El naúfrago contempla el mar desde la orilla a la que ha llegado exhausto, entumecido de frío y casi desnudo. Se arrodilla en la arena y respira con dificultad. No puede creer que haya conseguido llegar a tierra y que las olas enfurecidas no lo hayan engullido, furiosas, y arrastrado hacia el fondo del mar o contra el arrecife.
El barco que hasta hacía unas pocas horas surcaba, veloz y orgulloso, las aguas tranquilas bajo un cielo azul apenas salpicado de nubes blancas, ha sucumbido a la feroz tormenta que metaformoseó a aquellas en monstruos voraces, y de él no han quedado más que informes pedazos que flotan como testimonio de que el mar, símbolo de vida, también guarda una guadaña capaz de segar sueños.
El naúfrago se mira las manos vacías y su cuerpo desnudo, pero tras horas de agonía descubre que, aun vacías, aún tiene sus manos y que su cuerpo desnudo, magullado y sangrante, puede ponerse en pie y caminar.
Creyó que jamás conseguiría escapar a la fuerza inmisericorde de las olas, a la indiferencia del viento que destrozó velas y mástiles y que lo vapuleó y arrastró como una marioneta rota, mientras se hundía una y otra vez y pataleaba para salir a la superficie.
Pero allí está, milagrosamente vivo, y el mar duerme y se mece. Y, tan solo los restos del naufragio delatan su noche de furia y crueldad.
Restos del naufragio: recuerdos, fotos, imágenes, ilusiones rotas, decepciones, llanto, su voz y, a veces, su presencia en el mundo onírico, en donde aún puede abrazarme.

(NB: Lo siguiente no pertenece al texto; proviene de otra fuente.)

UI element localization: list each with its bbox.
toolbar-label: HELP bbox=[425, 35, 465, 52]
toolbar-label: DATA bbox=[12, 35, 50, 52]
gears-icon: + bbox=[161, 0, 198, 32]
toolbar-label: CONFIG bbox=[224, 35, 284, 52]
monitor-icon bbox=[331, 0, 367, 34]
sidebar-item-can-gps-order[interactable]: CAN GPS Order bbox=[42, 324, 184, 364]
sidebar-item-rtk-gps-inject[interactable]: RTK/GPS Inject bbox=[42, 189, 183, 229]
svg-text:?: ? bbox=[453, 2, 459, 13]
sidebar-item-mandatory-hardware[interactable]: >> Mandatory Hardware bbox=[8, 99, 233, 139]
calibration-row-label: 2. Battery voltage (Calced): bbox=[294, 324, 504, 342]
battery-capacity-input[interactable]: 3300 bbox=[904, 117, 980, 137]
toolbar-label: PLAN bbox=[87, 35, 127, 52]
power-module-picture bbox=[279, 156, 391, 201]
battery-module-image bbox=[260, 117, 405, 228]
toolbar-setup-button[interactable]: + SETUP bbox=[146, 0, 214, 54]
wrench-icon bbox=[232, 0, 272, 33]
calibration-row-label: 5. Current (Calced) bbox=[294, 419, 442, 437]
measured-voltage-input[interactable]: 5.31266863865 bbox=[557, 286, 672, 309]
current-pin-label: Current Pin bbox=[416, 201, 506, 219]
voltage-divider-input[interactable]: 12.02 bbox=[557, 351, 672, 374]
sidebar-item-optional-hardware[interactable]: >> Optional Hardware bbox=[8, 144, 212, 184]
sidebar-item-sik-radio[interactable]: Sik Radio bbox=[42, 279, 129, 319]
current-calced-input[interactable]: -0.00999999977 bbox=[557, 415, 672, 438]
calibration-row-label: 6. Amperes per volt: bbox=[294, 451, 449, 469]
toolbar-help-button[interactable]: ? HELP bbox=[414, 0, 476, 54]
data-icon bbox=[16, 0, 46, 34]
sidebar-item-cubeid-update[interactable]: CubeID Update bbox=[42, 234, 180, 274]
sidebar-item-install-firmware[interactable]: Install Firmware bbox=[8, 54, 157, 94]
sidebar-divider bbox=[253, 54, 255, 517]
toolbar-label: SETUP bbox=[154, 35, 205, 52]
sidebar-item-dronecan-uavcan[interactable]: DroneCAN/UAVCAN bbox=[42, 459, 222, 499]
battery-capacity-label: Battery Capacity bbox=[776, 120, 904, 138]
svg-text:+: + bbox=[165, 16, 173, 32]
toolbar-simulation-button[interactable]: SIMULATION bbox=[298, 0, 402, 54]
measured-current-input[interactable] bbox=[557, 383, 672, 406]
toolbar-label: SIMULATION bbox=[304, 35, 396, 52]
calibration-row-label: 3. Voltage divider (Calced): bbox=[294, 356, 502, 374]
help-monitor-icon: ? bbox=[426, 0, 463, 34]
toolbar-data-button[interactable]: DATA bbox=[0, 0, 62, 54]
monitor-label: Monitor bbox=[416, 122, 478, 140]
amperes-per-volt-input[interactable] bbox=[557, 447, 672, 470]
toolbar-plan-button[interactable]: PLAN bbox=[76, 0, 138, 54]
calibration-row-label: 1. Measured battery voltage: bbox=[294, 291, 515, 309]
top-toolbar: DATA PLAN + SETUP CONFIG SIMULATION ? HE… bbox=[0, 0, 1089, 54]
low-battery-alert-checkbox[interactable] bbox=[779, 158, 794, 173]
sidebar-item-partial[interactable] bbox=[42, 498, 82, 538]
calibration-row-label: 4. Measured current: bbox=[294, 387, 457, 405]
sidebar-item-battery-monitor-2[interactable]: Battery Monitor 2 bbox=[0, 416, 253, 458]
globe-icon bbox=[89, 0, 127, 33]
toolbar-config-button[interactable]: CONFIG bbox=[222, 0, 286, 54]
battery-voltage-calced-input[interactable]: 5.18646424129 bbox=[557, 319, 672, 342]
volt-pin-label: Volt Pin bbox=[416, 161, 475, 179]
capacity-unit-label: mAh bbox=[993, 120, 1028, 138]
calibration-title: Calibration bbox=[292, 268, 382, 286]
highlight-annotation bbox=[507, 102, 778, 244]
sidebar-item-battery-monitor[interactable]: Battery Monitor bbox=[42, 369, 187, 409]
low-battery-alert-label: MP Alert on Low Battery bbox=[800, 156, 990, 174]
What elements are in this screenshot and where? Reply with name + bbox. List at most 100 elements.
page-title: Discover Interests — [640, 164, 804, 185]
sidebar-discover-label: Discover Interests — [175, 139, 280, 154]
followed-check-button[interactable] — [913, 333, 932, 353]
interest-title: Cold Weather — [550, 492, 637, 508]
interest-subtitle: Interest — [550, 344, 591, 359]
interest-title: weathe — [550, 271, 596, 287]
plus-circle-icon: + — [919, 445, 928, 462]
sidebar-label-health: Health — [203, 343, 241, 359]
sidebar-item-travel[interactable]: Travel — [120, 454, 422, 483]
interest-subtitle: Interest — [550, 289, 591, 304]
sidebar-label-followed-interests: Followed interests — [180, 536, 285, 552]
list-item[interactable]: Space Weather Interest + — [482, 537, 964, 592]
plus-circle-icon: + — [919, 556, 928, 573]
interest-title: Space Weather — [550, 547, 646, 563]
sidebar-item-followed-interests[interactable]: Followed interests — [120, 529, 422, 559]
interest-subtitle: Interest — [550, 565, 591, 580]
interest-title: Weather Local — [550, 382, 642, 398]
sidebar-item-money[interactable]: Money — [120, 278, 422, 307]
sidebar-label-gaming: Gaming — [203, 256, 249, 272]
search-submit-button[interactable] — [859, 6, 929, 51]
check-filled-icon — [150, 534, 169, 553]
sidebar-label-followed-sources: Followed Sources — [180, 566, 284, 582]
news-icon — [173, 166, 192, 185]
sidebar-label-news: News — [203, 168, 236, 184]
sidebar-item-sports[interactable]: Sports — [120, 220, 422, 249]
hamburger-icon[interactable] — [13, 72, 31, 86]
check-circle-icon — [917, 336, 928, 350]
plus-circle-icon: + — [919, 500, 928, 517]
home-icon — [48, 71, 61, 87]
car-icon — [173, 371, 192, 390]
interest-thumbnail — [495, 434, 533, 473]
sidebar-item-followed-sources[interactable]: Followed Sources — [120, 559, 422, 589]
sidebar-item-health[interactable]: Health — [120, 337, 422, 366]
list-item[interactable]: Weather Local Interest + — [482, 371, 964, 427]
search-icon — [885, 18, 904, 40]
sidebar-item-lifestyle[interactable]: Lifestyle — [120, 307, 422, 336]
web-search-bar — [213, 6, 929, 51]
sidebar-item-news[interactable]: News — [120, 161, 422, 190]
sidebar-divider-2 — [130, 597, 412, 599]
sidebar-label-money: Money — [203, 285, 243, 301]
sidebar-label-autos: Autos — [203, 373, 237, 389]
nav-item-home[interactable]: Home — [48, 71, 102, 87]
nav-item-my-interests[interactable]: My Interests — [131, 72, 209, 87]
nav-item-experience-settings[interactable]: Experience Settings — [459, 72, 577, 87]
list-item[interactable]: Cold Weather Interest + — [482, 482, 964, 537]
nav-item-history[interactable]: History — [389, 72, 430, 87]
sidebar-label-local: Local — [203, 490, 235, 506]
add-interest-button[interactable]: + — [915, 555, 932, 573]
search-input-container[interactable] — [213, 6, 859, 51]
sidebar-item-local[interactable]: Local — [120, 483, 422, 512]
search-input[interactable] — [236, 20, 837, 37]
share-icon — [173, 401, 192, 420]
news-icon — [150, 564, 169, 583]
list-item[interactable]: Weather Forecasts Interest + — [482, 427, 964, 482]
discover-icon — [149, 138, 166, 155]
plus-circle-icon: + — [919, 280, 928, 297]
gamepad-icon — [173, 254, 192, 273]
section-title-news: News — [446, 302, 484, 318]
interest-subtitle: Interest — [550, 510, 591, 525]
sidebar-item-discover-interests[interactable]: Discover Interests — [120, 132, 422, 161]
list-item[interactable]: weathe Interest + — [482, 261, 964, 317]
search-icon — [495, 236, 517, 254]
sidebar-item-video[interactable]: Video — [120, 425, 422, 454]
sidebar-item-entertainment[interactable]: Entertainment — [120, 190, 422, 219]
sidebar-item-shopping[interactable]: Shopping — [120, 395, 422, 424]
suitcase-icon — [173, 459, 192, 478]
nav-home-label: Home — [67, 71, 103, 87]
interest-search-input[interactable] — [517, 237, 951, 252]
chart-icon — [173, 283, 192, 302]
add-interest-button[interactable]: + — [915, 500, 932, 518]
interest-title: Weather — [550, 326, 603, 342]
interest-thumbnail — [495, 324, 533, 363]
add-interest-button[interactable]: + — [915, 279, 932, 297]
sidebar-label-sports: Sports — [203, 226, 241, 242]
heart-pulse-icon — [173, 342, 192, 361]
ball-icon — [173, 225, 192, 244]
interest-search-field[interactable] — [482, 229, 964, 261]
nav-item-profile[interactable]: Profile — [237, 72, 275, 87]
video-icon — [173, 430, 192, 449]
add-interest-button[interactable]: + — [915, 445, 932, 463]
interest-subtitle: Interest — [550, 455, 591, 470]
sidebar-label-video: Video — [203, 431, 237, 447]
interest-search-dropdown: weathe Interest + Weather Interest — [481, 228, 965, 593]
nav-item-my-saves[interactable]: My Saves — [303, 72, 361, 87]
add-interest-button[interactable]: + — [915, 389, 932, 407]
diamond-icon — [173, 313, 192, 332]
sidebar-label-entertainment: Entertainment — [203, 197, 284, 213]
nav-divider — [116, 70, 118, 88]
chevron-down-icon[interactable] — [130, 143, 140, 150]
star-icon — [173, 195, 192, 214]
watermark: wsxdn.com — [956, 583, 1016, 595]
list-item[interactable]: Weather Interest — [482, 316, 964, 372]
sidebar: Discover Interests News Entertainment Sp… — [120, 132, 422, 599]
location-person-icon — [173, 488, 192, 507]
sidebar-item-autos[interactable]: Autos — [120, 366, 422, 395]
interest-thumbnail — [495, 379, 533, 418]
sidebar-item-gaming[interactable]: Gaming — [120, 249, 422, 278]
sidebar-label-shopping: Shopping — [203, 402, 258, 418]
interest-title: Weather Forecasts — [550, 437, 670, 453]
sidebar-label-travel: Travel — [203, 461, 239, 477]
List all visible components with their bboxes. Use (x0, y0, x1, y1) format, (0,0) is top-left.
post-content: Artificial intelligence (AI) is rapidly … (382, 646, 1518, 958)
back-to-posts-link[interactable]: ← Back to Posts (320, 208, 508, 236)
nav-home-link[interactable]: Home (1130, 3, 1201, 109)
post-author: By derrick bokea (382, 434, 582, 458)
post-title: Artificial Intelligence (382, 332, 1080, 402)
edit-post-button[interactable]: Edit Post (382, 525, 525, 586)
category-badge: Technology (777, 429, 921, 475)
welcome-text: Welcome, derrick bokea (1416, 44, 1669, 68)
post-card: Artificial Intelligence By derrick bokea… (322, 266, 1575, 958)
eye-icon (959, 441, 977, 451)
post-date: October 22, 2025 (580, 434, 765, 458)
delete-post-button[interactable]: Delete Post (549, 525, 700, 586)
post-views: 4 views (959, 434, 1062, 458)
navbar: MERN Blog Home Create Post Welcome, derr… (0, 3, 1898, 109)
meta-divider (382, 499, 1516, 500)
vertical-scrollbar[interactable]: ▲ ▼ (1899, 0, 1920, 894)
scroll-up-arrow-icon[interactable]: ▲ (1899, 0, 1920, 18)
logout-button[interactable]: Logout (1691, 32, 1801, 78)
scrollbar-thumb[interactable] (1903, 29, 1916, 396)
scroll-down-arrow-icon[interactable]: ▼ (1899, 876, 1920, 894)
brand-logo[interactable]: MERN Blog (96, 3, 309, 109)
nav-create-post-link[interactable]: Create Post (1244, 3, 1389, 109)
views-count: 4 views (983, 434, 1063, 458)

Y como el naúfrago, he llegado a tierra y toco la arena con mis manos, y soy capaz de ponerme en pie, magullada y herida y casi desnuda, pero con una mayor clarividencia, mezcla de la tristeza y las decepciones. Y sólo existen dos opciones, dejar de luchar contra las olas y hundirse, o arrastrarse a la orilla y seguir viviendo, recogiendo los restos del naufragio, llevándolos como mochila, no como ancla.